L'Américain Neilson Powless (EF Education-EasyPost), vainqueur de la 79e édition de À Travers la Flandre, a signé à Waregem « la meilleure victoire » de sa carrière après avoir battu trois coureurs de la Visma | Lease a Bike – Wout Van Aert, Tiesj Benoot et Matteo Jorgenson – malgré une infériorité numérique durant 70 kilomètres d’échappée.
« Je n’y croyais pas »
Les « guêpes jaunes » de la Visma n’ont pas su gérer la situation dans le final.
« C'est la plus belle victoire de ma carrière. Je n'arrive toujours pas à y croire. Je me sentais très fort, mais je pensais que je n'avais aucune chance face à ce groupe. J'étais persuadé que je me battais pour la deuxième place », a déclaré à l'arrivée l'Américain.

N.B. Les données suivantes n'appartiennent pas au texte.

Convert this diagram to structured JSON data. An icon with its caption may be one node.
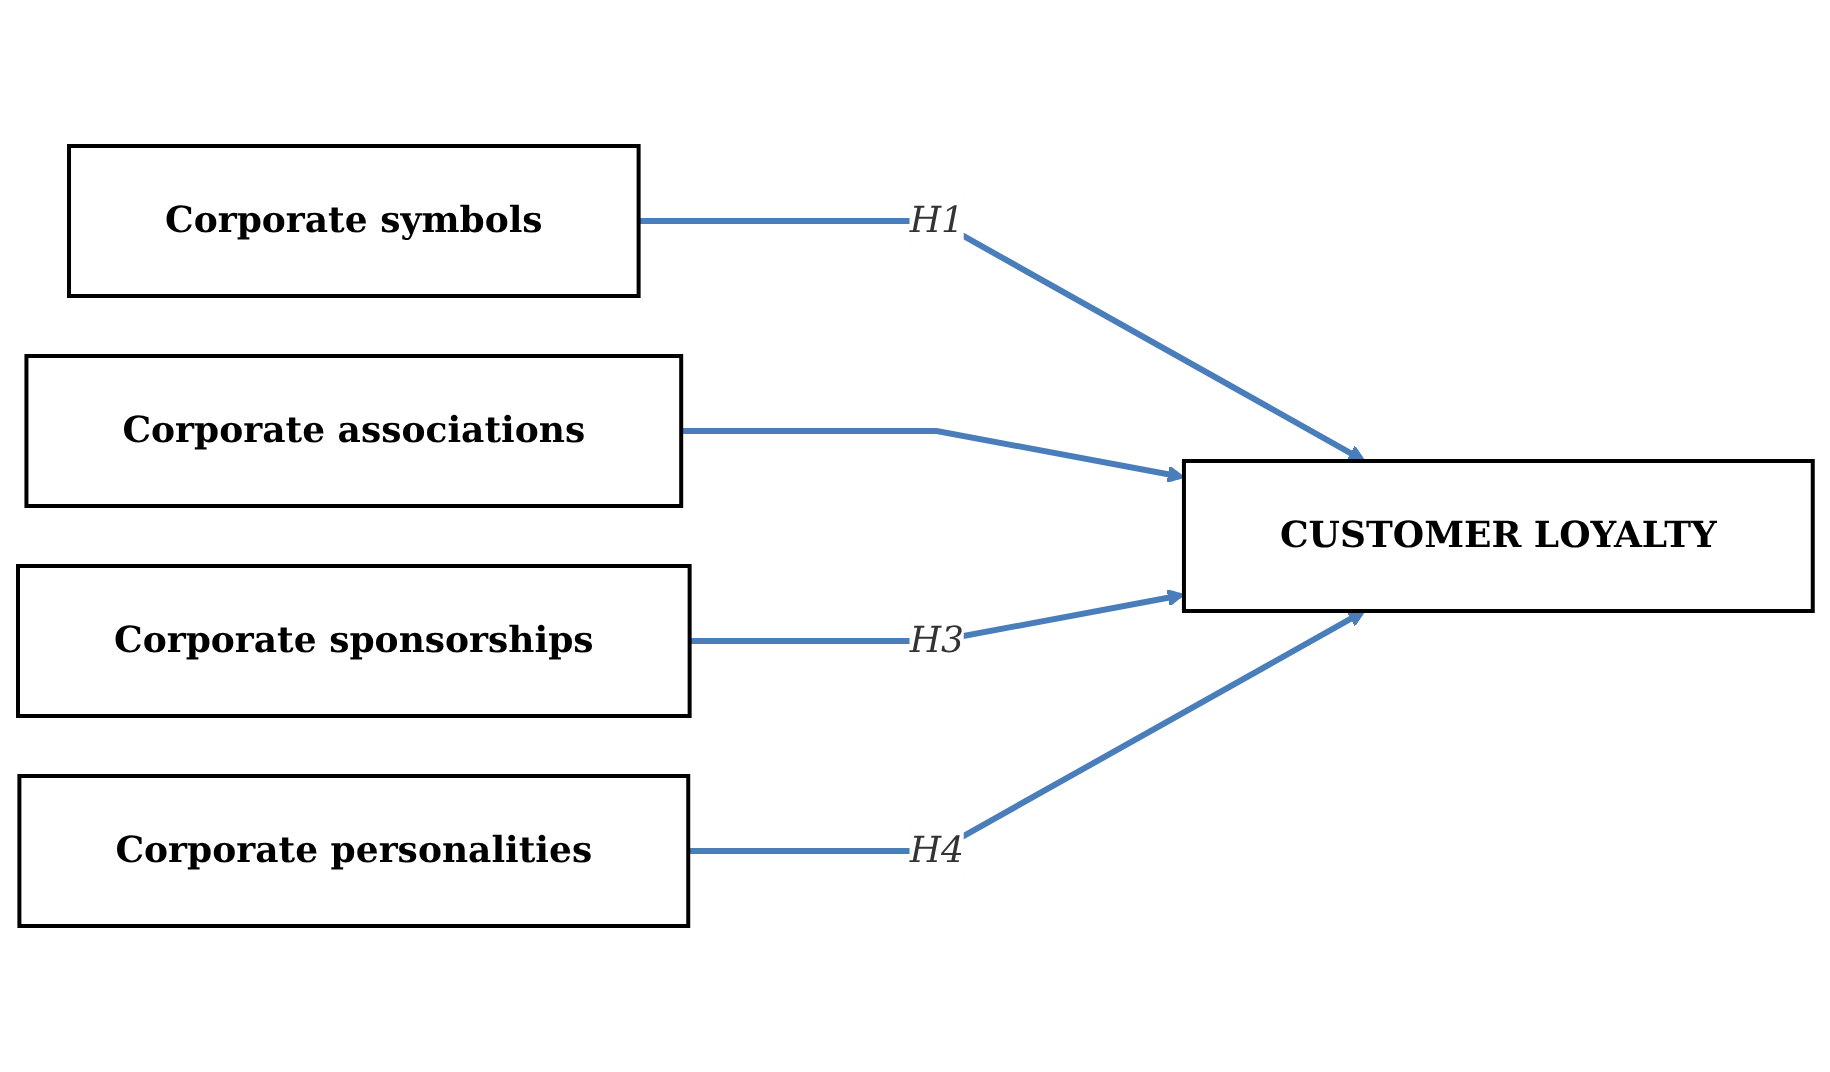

À 28 ans, après une victoire à la Clásica San Sebastián en 2021, Powless a dû surmonter un "trois contre un" pour surprendre Wout Van Aert, le grand favori.
« Je suis très satisfait. Je dois remercier mon équipe et ma famille pour leur soutien, car ce début de printemps n’a pas été facile pour moi. Mais je suis de retour, et cela me rend heureux », a-t-il ajouté.
Un sprint parfait
Powless a abordé le sprint entouré des trois coureurs de la Visma. Jorgenson a lancé, Van Aert a attaqué, mais l’Américain a suivi sa roue avant de le dépasser à quelques mètres de la ligne.

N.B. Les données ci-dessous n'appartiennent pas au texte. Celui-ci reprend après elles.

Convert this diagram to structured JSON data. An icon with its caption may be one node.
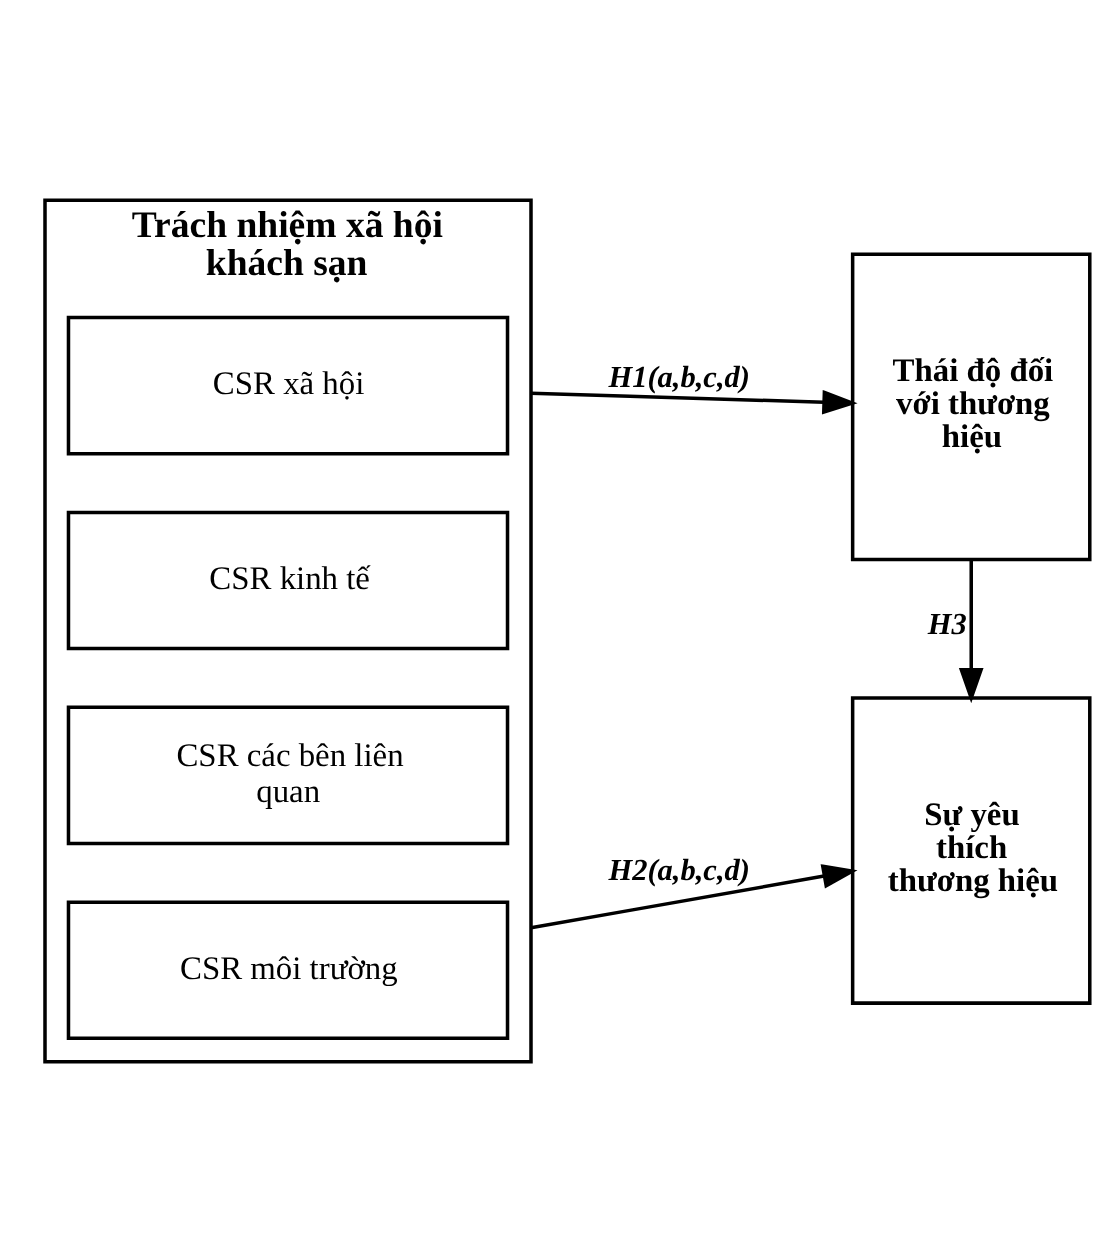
{
  "diagram": {
    "nodes": [
      {
        "text": [
          "Trách nhiệm xã hội khách sạn"
        ]
      },
      {
        "text": [
          "CSR xã hội"
        ],
        "in": 0
      },
      {
        "text": [
          "CSR kinh tế"
        ],
        "in": 0
      },
      {
        "text": [
          "CSR các bên liên quan"
        ],
        "in": 0
      },
      {
        "text": [
          "CSR môi trường"
        ],
        "in": 0
      },
      {
        "text": [
          "Thái độ đối với thương hiệu"
        ]
      },
      {
        "text": [
          "Sự yêu thích thương hiệu"
        ]
      }
    ],
    "edges": [
      {
        "from": 0,
        "to": 5,
        "arrow": "to",
        "label": "H1(a,b,c,d)"
      },
      {
        "from": 0,
        "to": 6,
        "arrow": "to",
        "label": "H2(a,b,c,d)"
      },
      {
        "from": 5,
        "to": 6,
        "arrow": "to",
        "label": "H3"
      }
    ]
  }
}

« J’ai pris la dernière courbe avec de la vitesse, avec un léger avantage sur Van Aert. J’ai réussi à maintenir ce rythme jusqu’à la ligne droite finale. Quand j’ai lancé mon sprint, j’ai tout donné et prié pour que ça suffise. Je n’aurais jamais cru pouvoir le battre au sprint », a-t-il expliqué.
Les 50 derniers kilomètres aux côtés de trois coureurs de la Visma | Lease a Bike ont été particulièrement difficiles.
« C’était assez intimidant, mais j’ai eu les jambes pour attaquer. Dans neuf cas sur dix, ils auraient gagné dans ce sprint, ils étaient en position idéale. Mais aujourd’hui, j’avais quelque chose de spécial », a-t-il confié.
Malgré tout, Powless a salué la tactique de ses adversaires.
« Ils ont bien joué leurs cartes, ils ont misé sur leur meilleur sprinteur. D’habitude, j’aide mes coéquipiers et je n’ai pas beaucoup d’expérience en sprint, mais il faut croire que j’en ai les capacités », a-t-il admis.
Un choix tactique décisif
Le vainqueur a également justifié sa décision de collaborer dans l’échappée, plutôt que de refuser de rouler et risquer des attaques de ses adversaires.
« Je n’ai pas eu l’impression de gaspiller trop d’énergie en collaborant. Sinon, ils m’auraient attaqué à tour de rôle et décroché. Je suis fier de la façon dont j’ai couru », a-t-il conclu.